Yuma County’s Public Health Services building gained a 20,000-square-foot expansion to move residents through care with less crowding and more privacy. The roughly $20 million project left about 80% of the interior renovated, adding clinical rooms, expanded public education space, privacy screens and a larger WIC area at 2200 W. 28th Street, near Yuma Catholic High School and the corner of West 28th Street and 23rd Avenue.
The building is more than 20 years old. The pandemic showed how much the Health District had outgrown the space. The building handles vital statistics, environmental health, immunizations, WIC, STD services, tuberculosis control and health promotion.

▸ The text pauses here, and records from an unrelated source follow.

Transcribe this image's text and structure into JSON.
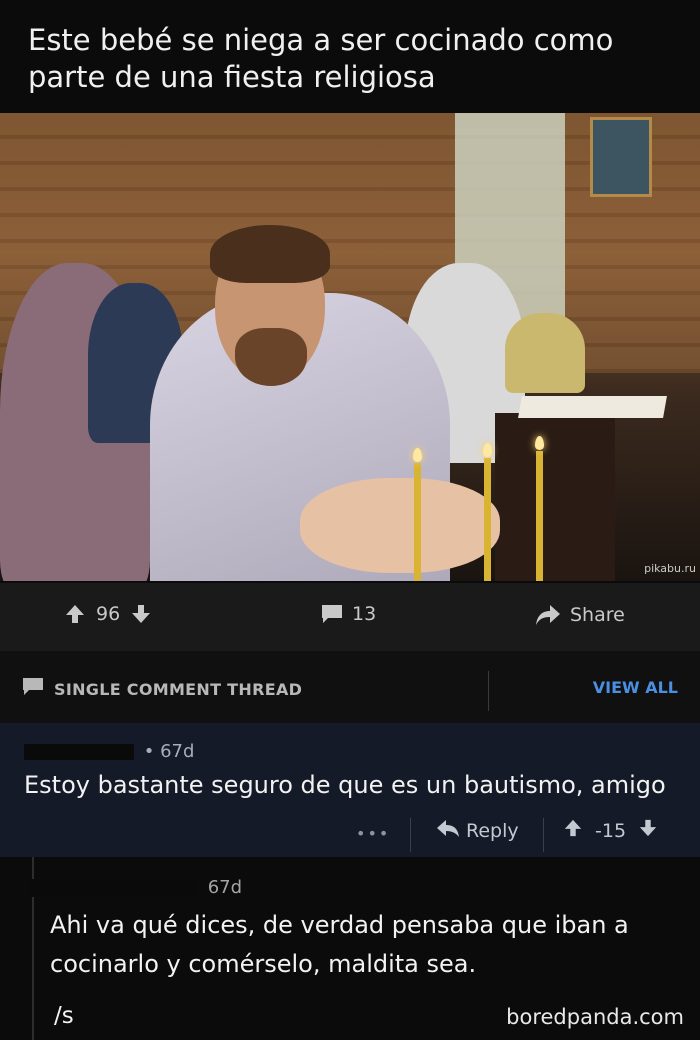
{
  "post": {
    "title": "Este bebé se niega a ser cocinado como parte de una fiesta religiosa",
    "image_watermark": "pikabu.ru"
  },
  "actions": {
    "upvotes": "96",
    "comments": "13",
    "share_label": "Share"
  },
  "thread_bar": {
    "label": "SINGLE COMMENT THREAD",
    "view_all": "VIEW ALL"
  },
  "comment1": {
    "age": "• 67d",
    "body": "Estoy bastante seguro de que es un bautismo, amigo",
    "more": "•••",
    "reply_label": "Reply",
    "score": "-15"
  },
  "comment2": {
    "age": "67d",
    "body": "Ahi va qué dices, de verdad pensaba que iban a cocinarlo y comérselo, maldita sea.",
    "signature": "/s"
  },
  "brand": "boredpanda.com",
  "colors": {
    "background": "#0b0b0b",
    "action_bar": "#1a1a1b",
    "comment_highlight": "#141a28",
    "link_blue": "#4a8fe0"
  }
}
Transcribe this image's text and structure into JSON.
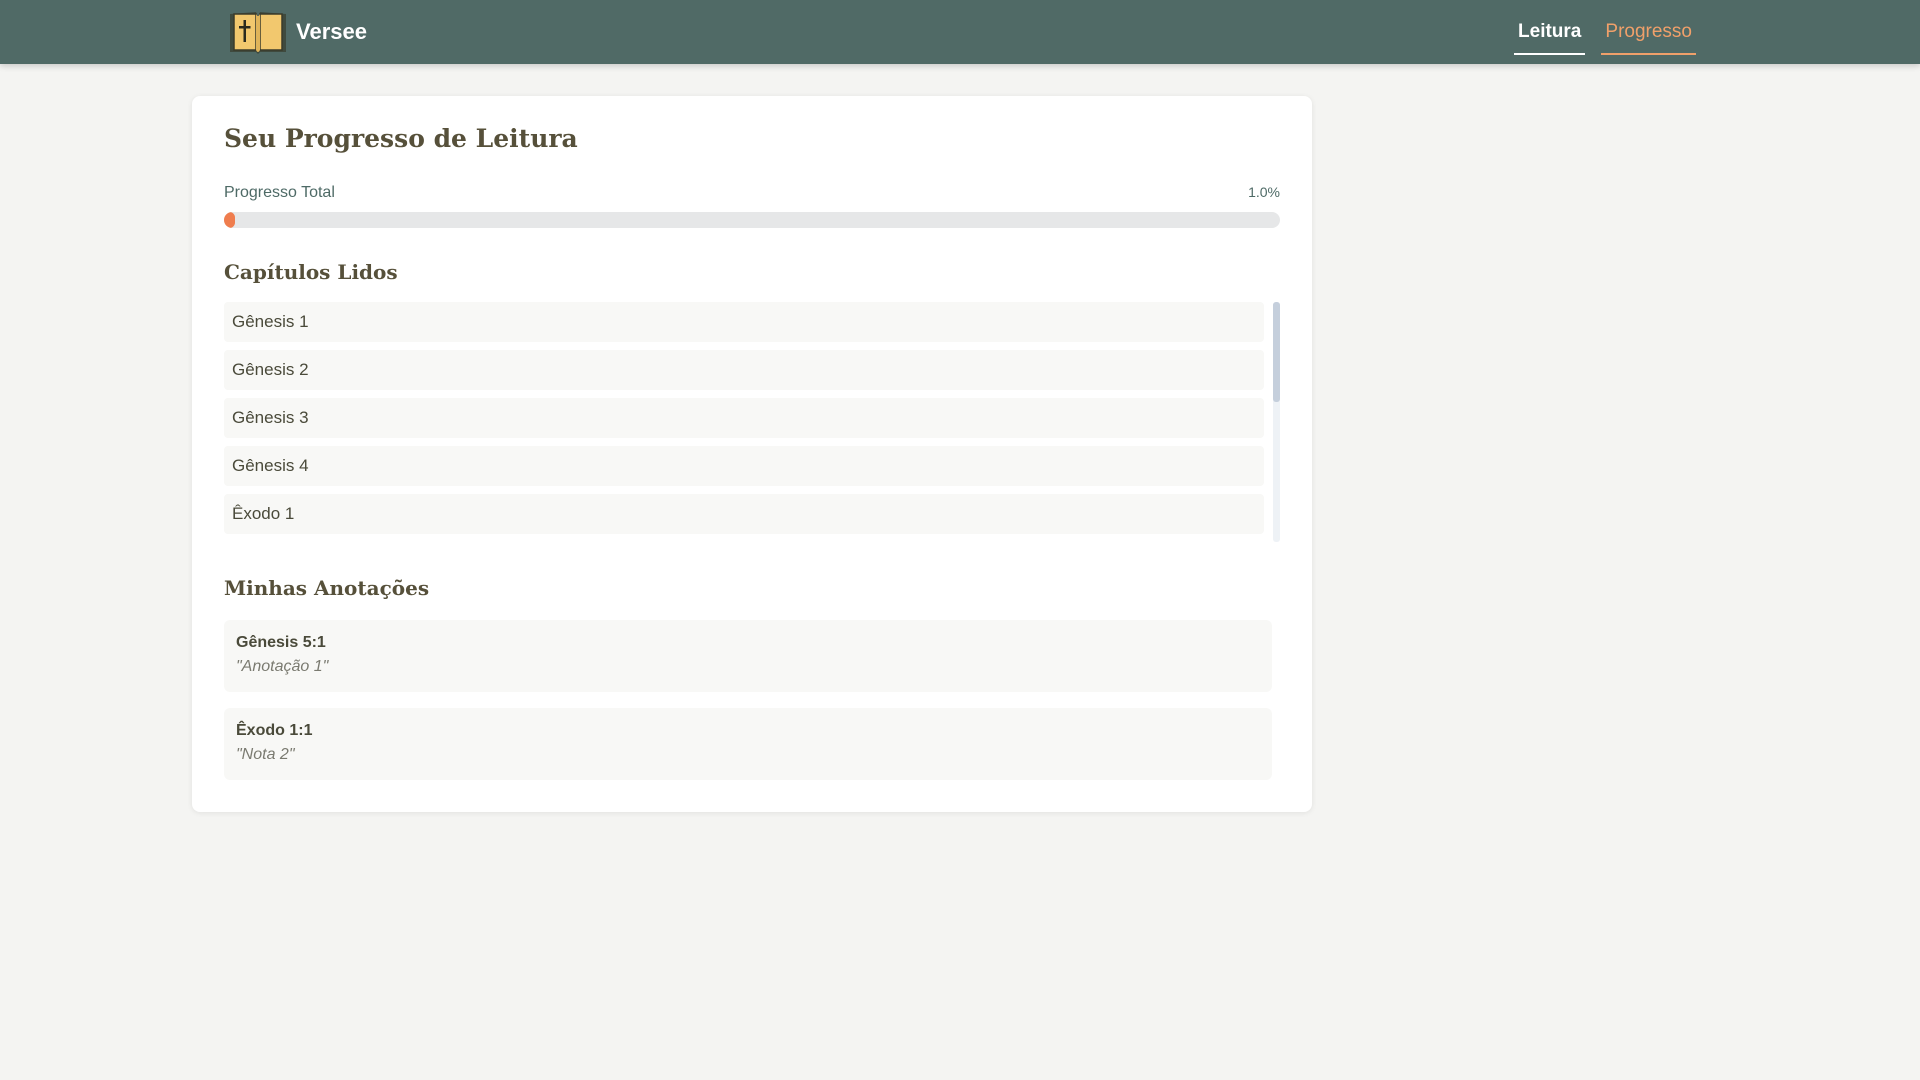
{
  "header": {
    "brand": "Versee",
    "logo_icon": "bible-book-icon",
    "nav": [
      {
        "label": "Leitura",
        "state": "active-white"
      },
      {
        "label": "Progresso",
        "state": "current-accent"
      }
    ]
  },
  "progress": {
    "title": "Seu Progresso de Leitura",
    "total_label": "Progresso Total",
    "total_value": "1.0%",
    "percent": 1.0
  },
  "chapters": {
    "title": "Capítulos Lidos",
    "items": [
      "Gênesis 1",
      "Gênesis 2",
      "Gênesis 3",
      "Gênesis 4",
      "Êxodo 1"
    ]
  },
  "notes": {
    "title": "Minhas Anotações",
    "items": [
      {
        "ref": "Gênesis 5:1",
        "text": "\"Anotação 1\""
      },
      {
        "ref": "Êxodo 1:1",
        "text": "\"Nota 2\""
      }
    ]
  },
  "colors": {
    "header_bg": "#506a66",
    "accent": "#ef7d4e",
    "page_bg": "#f4f4f2"
  }
}
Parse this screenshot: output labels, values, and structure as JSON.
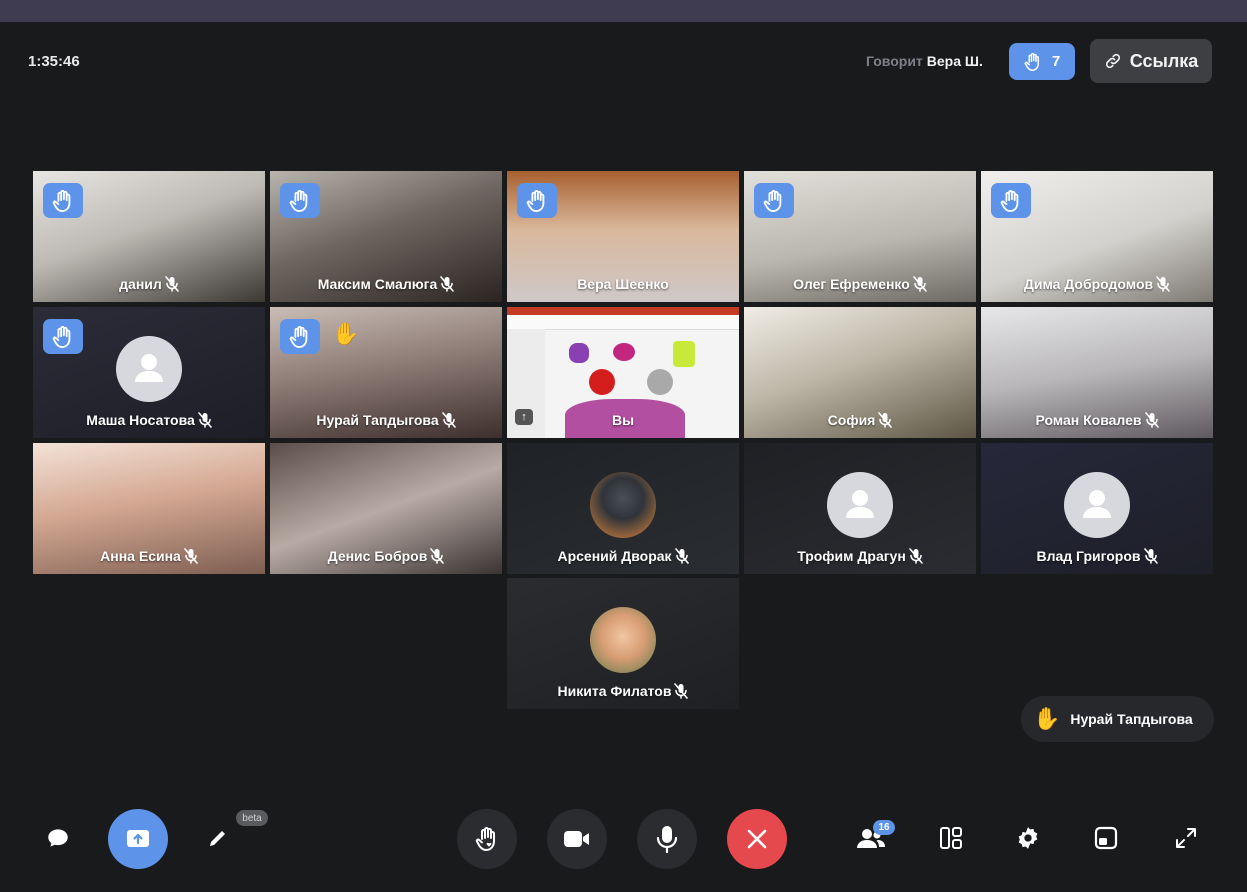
{
  "header": {
    "timer": "1:35:46",
    "speaking_label": "Говорит",
    "speaking_name": "Вера Ш.",
    "raised_hands_count": "7",
    "link_label": "Ссылка"
  },
  "colors": {
    "accent": "#5d93e8",
    "background": "#191a1c",
    "end_call": "#e5484d"
  },
  "participants": [
    {
      "name": "данил",
      "hand_raised": true,
      "muted": true,
      "video": "camera"
    },
    {
      "name": "Максим Смалюга",
      "hand_raised": true,
      "muted": true,
      "video": "camera"
    },
    {
      "name": "Вера Шеенко",
      "hand_raised": true,
      "muted": false,
      "video": "camera"
    },
    {
      "name": "Олег Ефременко",
      "hand_raised": true,
      "muted": true,
      "video": "camera"
    },
    {
      "name": "Дима Добродомов",
      "hand_raised": true,
      "muted": true,
      "video": "camera"
    },
    {
      "name": "Маша Носатова",
      "hand_raised": true,
      "muted": true,
      "video": "avatar-default"
    },
    {
      "name": "Нурай Тапдыгова",
      "hand_raised": true,
      "muted": true,
      "video": "camera"
    },
    {
      "name": "Вы",
      "hand_raised": false,
      "muted": false,
      "video": "screen-share"
    },
    {
      "name": "София",
      "hand_raised": false,
      "muted": true,
      "video": "camera"
    },
    {
      "name": "Роман Ковалев",
      "hand_raised": false,
      "muted": true,
      "video": "camera"
    },
    {
      "name": "Анна Есина",
      "hand_raised": false,
      "muted": true,
      "video": "camera"
    },
    {
      "name": "Денис Бобров",
      "hand_raised": false,
      "muted": true,
      "video": "camera"
    },
    {
      "name": "Арсений Дворак",
      "hand_raised": false,
      "muted": true,
      "video": "avatar-photo"
    },
    {
      "name": "Трофим Драгун",
      "hand_raised": false,
      "muted": true,
      "video": "avatar-default"
    },
    {
      "name": "Влад Григоров",
      "hand_raised": false,
      "muted": true,
      "video": "avatar-default"
    },
    {
      "name": "Никита Филатов",
      "hand_raised": false,
      "muted": true,
      "video": "avatar-photo"
    }
  ],
  "toast": {
    "icon": "raised-hand-emoji",
    "name": "Нурай Тапдыгова"
  },
  "toolbar": {
    "left": [
      {
        "icon": "chat-icon"
      },
      {
        "icon": "screen-share-icon",
        "active": true
      },
      {
        "icon": "pencil-icon",
        "badge": "beta"
      }
    ],
    "center": [
      {
        "icon": "raise-hand-icon"
      },
      {
        "icon": "camera-icon"
      },
      {
        "icon": "microphone-icon"
      },
      {
        "icon": "end-call-icon"
      }
    ],
    "right": [
      {
        "icon": "participants-icon",
        "badge": "16"
      },
      {
        "icon": "layout-icon"
      },
      {
        "icon": "settings-icon"
      },
      {
        "icon": "picture-in-picture-icon"
      },
      {
        "icon": "fullscreen-icon"
      }
    ]
  }
}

The project moved from planning to construction over more than a year. In late 2023, Yuma County put the health department work in a broader county building program with a total budget of $27 million. In January 2024, the county selected a design-build team for the remodel, and construction began on April 16, 2025. The Board of Supervisors approved a design pre-construction phase contract for just over $2 million.

State statute requires Yuma County to provide office space for University of Arizona Cooperative Extension, and that program will be moved out of the health building during the work. Yuma County’s FY2026 budget says the major health district remodel is being funded without raising taxes.